IKN, Kalimantan Timur – PT Waskita Karya (Persero) Tbk. berhasil mendapatkan kontrak pembangunan Gedung dan Kawasan Lembaga Dewan Perwakilan Rakyat (DPR) di Ibu Kota Nusantara (IKN), Kalimantan Timur. Emiten berkode WSKT ini akan mengerjakan proyek senilai Rp 1,84 triliun selama dua tahun, dengan target penyelesaian hingga tahun 2027.
Penandatanganan kontrak kerja berlangsung di Kantor Kemenko 4 IKN, dihadiri langsung oleh Ketua Otorita IKN (OIKN) Basuki Hadimuljono dan Direktur Utama Waskita Karya Muhammad Hanugroho. Direktur Operasi I Waskita Karya, Ari Asmoko, menjelaskan bahwa proyek ini bertujuan menyediakan ruang kerja bagi Aparatur Sipil Negara (ASN) lembaga legislatif.

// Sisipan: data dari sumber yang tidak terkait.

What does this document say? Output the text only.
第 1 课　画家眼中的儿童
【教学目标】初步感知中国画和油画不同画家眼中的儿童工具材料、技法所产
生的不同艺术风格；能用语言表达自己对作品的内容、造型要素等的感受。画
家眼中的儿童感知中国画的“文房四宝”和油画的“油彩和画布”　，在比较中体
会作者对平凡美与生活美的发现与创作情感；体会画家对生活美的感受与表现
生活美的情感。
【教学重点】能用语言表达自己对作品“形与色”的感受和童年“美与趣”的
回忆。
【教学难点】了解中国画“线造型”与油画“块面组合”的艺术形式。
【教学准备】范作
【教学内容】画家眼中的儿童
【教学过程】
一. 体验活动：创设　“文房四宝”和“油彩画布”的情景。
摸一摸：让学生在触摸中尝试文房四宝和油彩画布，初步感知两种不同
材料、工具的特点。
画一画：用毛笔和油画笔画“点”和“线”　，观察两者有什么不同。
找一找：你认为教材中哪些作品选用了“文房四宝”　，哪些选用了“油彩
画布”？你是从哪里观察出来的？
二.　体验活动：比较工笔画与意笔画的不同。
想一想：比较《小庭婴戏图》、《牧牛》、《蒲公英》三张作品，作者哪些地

Gedung DPR seluas kurang lebih 85.903 meter persegi (m2) tersebut juga akan berfungsi sebagai pusat pembuat kebijakan. “Pembangunan gedung dan kawasan DPR di IKN merupakan bagian dari komitmen kami dalam mendukung kebijakan pemerintah. Kami harapkan, bangunan tersebut dapat memudahkan para ASN dan anggota DPR dalam menjalankan tugasnya,” ujar Ari dalam keterangan tertulis, Jumat, 5 Desember 2025.
Ari menambahkan, Waskita Karya akan menggarap Gedung DPR A, B1, dan C1. Selain itu, mereka juga bertanggung jawab atas pembangunan Jalan Kawasan Blok DPR I, Pedestrian & Cyclists Entrance, fasilitas olahraga, serta lanskap Kawasan Blok DPR I.

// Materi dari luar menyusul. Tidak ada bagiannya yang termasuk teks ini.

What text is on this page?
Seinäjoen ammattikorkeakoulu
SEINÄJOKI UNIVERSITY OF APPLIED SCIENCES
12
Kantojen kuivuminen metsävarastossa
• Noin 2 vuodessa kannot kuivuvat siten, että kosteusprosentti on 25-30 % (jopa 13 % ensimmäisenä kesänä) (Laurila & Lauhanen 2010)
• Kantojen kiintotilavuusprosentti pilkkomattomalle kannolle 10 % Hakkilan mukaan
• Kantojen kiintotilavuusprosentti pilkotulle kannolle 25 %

Berbeda dengan gedung DPR di Jakarta, kantor legislatif di IKN ini mengusung konsep green building dengan desain Breathing Facade. Fasadnya akan menonjolkan elemen Wastra Nusantara, serta Piloti dan Serambi, jelas Ari.
Menurut Ari, Wastra Nusantara, seni kain tradisional yang kaya keberagaman budaya Indonesia, akan diaplikasikan melalui komposisi garis vertikal, horizontal, dan diagonal pada desain gedung. Sebagian besar jendela fasad dirancang operasional dan fleksibel untuk mengatur aliran udara alami. Pendekatan ini bertujuan meningkatkan ventilasi, efisiensi energi, serta menciptakan lingkungan kerja yang sehat dan adaptif terhadap cuaca.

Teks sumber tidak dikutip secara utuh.